Am 19.09.2018 veröffentlicht

Wenn Kinder nach Gehör das Schreiben lernen, gilt das im Unterricht nicht als Fehler – auch wenn der Inhalt kaum zu erfassen ist. An vielen Grundschulen wird seit Jahren nach der Schreiben-nach-Gehör-Lern-Methode unterrichtet. Doch diese Methode soll mehr Schaden als Nutzen haben.

"Liba fata! Schpiln wia farschtäkkn?" – Was sich wie Kauderwelsch liest, hört sich gesprochen vollkommen richtig an. Viele Grundschulen unterrichten nach diesem Prinzip. Die Kinder lernen nach Gehör zu schreiben. Eine Methode die viele Mütter kritisieren. "Hirsch hat sie als 'Hösch' gesprochen und hat dann auch geschrieben H-Ö-S-C-H", erklärt uns eine Mutter im Video. Im späteren Leben müssen die Kinder es wieder anders lernen.

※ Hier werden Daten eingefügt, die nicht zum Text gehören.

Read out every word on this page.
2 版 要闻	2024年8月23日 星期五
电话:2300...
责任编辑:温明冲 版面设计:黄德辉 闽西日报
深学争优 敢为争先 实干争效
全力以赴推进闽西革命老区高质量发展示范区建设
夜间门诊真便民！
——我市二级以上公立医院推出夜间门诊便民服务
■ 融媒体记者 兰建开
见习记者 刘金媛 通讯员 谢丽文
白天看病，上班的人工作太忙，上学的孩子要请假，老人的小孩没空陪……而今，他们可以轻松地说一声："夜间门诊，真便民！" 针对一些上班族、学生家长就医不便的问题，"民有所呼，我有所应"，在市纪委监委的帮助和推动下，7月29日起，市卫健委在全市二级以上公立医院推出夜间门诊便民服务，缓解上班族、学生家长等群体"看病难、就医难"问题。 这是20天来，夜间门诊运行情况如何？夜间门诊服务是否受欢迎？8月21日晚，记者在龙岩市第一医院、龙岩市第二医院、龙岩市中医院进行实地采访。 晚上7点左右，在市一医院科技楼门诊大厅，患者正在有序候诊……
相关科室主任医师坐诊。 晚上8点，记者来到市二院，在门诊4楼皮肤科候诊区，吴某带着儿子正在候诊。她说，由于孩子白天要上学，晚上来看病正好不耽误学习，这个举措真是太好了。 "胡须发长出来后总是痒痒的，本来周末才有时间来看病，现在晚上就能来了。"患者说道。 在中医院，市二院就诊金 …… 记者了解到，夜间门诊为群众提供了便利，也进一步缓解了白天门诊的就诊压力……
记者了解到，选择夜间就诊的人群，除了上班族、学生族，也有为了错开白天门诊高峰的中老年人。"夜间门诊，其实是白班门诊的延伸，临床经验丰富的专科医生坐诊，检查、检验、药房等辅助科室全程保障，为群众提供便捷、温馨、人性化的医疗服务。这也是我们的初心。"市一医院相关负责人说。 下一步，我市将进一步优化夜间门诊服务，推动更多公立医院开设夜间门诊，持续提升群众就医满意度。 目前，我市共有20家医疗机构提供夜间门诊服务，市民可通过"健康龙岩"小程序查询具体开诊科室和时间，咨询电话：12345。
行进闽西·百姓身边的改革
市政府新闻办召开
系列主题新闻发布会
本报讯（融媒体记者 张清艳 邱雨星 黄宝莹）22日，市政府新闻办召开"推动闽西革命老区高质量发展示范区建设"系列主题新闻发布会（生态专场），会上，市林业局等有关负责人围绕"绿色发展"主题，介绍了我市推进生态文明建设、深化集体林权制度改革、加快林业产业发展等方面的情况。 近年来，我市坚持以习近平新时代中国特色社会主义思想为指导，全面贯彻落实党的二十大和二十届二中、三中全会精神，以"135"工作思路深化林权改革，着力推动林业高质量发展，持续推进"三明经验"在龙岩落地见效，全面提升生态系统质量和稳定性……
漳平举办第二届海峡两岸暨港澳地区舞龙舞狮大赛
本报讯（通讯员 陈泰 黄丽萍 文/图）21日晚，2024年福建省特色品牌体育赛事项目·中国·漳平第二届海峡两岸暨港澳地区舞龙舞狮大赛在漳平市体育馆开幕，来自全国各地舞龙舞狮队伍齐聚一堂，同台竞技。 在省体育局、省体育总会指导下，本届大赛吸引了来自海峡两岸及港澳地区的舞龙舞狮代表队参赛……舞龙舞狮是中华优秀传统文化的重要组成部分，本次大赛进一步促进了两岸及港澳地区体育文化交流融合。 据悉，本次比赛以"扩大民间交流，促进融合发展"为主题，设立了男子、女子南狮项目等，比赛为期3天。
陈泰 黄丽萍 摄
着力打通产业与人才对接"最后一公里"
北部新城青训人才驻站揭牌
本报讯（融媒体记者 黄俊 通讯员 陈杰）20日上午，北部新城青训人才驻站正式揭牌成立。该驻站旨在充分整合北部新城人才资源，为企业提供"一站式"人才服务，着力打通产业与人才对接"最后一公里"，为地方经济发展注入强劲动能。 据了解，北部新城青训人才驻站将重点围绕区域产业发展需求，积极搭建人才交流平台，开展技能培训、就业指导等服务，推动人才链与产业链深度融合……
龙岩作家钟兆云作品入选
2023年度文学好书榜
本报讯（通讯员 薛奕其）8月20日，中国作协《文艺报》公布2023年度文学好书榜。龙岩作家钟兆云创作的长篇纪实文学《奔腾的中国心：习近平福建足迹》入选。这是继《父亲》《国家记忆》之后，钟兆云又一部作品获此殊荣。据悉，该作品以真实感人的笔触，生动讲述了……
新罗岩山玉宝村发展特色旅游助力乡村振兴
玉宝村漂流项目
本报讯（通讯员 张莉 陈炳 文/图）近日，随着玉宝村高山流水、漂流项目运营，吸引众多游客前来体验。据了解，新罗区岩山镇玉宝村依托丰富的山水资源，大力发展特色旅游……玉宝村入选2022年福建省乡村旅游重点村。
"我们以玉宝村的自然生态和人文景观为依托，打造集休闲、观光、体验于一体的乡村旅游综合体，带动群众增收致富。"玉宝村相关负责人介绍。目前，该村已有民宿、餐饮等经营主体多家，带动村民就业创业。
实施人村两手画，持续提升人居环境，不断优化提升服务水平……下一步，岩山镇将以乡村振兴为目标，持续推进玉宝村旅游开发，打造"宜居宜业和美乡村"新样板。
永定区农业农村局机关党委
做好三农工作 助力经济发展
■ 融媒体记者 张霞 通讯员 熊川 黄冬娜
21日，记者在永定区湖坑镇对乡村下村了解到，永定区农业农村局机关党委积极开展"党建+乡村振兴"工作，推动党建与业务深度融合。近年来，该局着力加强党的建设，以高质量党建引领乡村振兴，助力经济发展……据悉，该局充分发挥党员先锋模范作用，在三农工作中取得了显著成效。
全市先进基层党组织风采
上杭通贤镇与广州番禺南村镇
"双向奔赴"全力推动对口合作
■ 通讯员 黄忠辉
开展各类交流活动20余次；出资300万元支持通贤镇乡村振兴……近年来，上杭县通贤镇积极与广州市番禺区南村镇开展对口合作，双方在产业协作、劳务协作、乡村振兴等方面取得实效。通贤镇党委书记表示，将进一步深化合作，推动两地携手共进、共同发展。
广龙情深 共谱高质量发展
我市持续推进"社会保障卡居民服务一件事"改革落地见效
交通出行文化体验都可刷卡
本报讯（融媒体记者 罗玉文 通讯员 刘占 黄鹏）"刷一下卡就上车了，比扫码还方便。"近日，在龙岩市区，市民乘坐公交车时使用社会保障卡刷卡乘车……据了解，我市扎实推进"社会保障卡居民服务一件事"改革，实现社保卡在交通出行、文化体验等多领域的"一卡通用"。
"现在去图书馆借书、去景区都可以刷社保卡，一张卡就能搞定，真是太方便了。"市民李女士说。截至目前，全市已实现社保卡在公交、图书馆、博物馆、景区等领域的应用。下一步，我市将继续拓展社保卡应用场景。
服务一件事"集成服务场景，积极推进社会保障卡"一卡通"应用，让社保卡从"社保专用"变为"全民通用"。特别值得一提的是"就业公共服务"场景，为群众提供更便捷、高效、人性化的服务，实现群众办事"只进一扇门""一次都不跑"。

Kinder sollten das Schreiben mit der Fibel-Methode lernen

Auch die Lehrerverbände kritisieren das Prinzip. Das Schreiben nach Gehör funktioniere erst bei Kindern, wenn diese vor der Schulzeit sauber sprechen könnten, idealerweise sogar schon schreiben gelernt haben. Für die anderen ist das zu schwierig. "Die brauchen andere Methoden, die brauchen eine größere Systematik und auch mehr Unterstützung beim Lesen und Schreiben", so Dr. Ilka Hoffmann von der Lehrergewerkschaft GEW.

Nun haben Forscher an der Universität Bonn herausgefunden, dass es am besten klappt, wenn die Kinder – so wie früher – die Wörter mit der sogenannten Fibel-Methode lernen. Erst einzelne Buchstaben, dann einfache Wörter, bis ein umfangreicher Satz ensteht.